Over the last two years we have helped more than 15 institutions across the sector to embed sustainability into their mission, strategy and the way they do business. Our sustainability services are expressly designed for the higher education and further education sectors, and are delivered in partnership with EAUC, the sustainability champion for universities and colleges in the UK.  

Positive Impacts

Universities and colleges have a critical role in creating a sustainable future through:

  • education, which builds the society of tomorrow
  • research, which develops and deploys solutions to the challenges which face us
  • engagement and impact, which brings people and sectors together to create change.

Reducing negative impacts

Universities and colleges also have big environmental footprints and are working hard to address these.

Risks and Opportunities

Environmental and social challenges bring growing risks to institutions and the systems they operate in. At the same time, the journey to a sustainable future presents a range of opportunities for education institutions to play a leading and impactful role.

Our expert consultants can help you maximise your positive impacts for sustainability, reduce your environmental footprint, and respond effectively to the risks and opportunities around this fast-developing space.

SUMS Principal Consultant Dr Thomas Owen-Smith recently explored the benefits universities provide to society and individuals, and the costs of delivering them.

Universities create huge positive impacts, value and public goods through their role at the centre of knowledge production in the economy and society. But delivering these without negative impacts on our environment and finite resources remains elusive, and will be one of the fundamental challenges of the future. Approaches to understanding positive and negative impacts can help.

Benefits

Few other organisations can match the contributions that universities make through their education, research and ability to bring people together.

The UK HE sector and its regulatory sphere have sophisticated ways of reflecting some of this. Research impact is evaluated through the Research Excellence Framework for example, and the Knowledge Exchange Framework assesses the outcomes of a diverse set of activities through which universities engage with other sectors and the public.

Some institutions and mission groups have undertaken analyses of their economic impacts. But even these generally do not account for the value that accrues to society from the public goods created through universities’ educational activities; and the difference they make to human capital, social development, economic dynamism and strong institutions.

Nor do the regulators. In England, the value of university education is framed as essentially the monetary “premium” to individual graduates. Societal and non-monetary benefits (admittedly harder to measure) barely feature.
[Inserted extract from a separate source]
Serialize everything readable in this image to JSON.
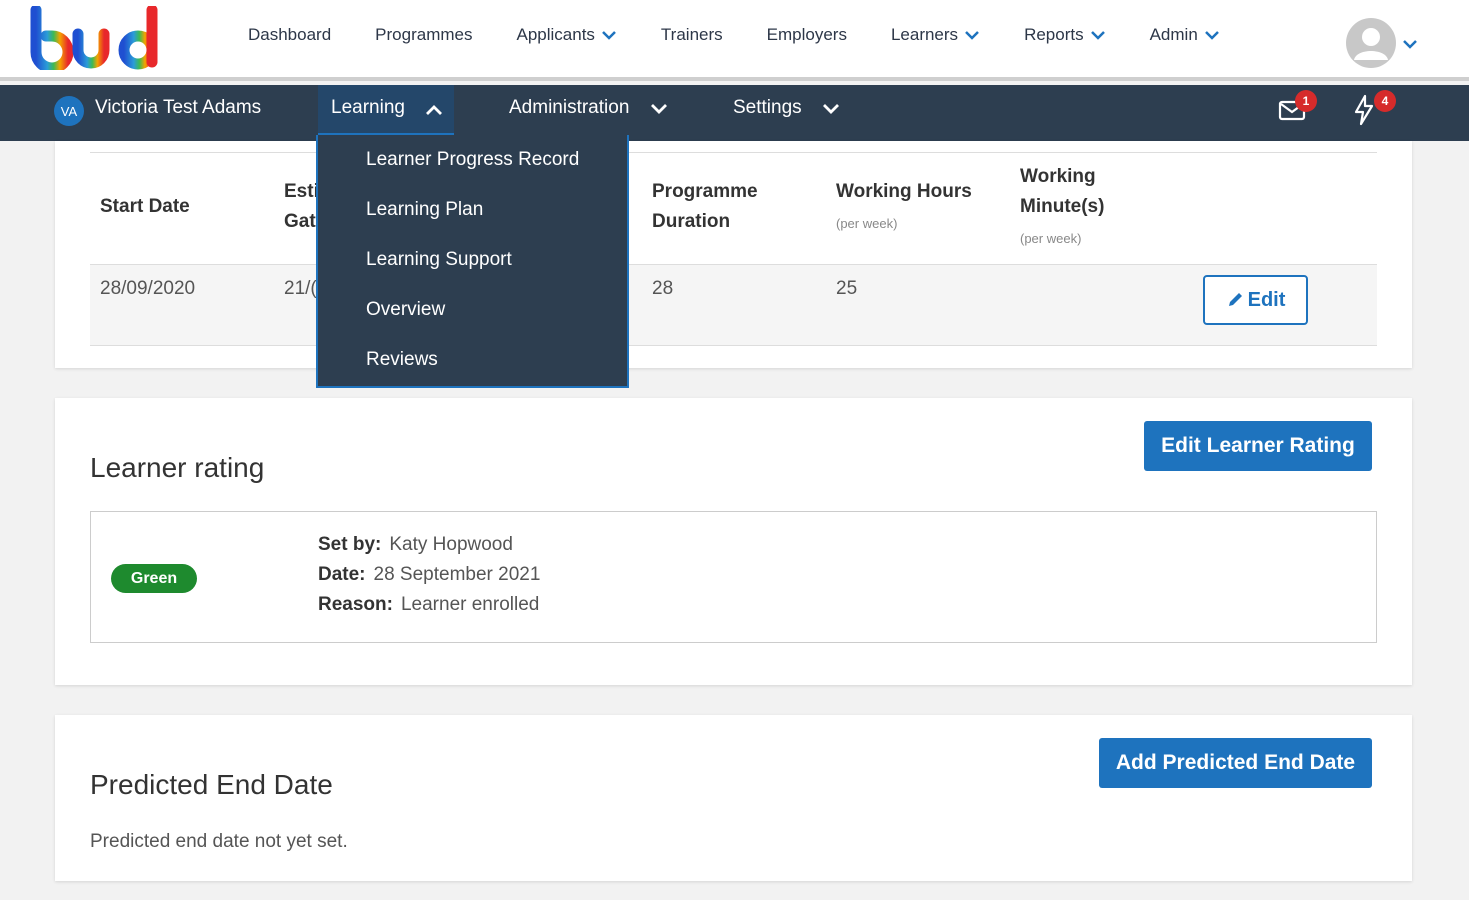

It is perhaps little wonder that rankings are stepping in to fill this void.

Costs

Contemporary thinking about sustainable futures, such as the United Nations Sustainable Development Goals, Kate Raworth’s “Doughnut” and others emphasise the dependencies between our economy, society and environment: over the long term, objectives in one sphere cannot be achieved without sufficient resilience in the others.

While universities’ social and economic benefits have been justly celebrated, the UK HE sector’s carbon emissions alone are comparable to a small country, and its full environmental footprint remains unmeasured.

Becoming environmentally sustainable will go beyond technical interventions. Improvements to infrastructure are essential, but to eliminate or even decisively reduce detrimental impacts on our climate and natural environment, quite fundamental changes to ways of doing business will be needed.

How we can help

Approaches that help organisations to think about such changes are developing fast, many of them outside the HE sector. They include:

  • materiality assessment, which allows organisations to better understand their impacts through scanning key topics and engagement with their stakeholders
  • impact and value models, which provide a codified framework for reflecting the impacts of organisations beyond their financials
  • models for foresight and future modelling which appropriately reflect strategic sustainability risks, and shed light on how organisations’ own operations may exacerbate those
  • approaches such as natural capital accounting and carbon pricing, which put a true value or cost on what were long treated as externalities.

Some of these are being spurred by regulation. Larger companies in the UK are now obliged to make disclosures in their statutory reporting around how they manage risks and opportunities related to climate. From 2025, large companies in the European Union will be expected to use a “double materiality” approach to report both sustainability impacts on their business and their own impacts on people and the environment.

Such approaches can be useful for universities too – supporting a confident narrative around the overall benefits they provide to society and individuals, a clearer view of the overall costs of achieving those benefits, and what needs to be done to address them.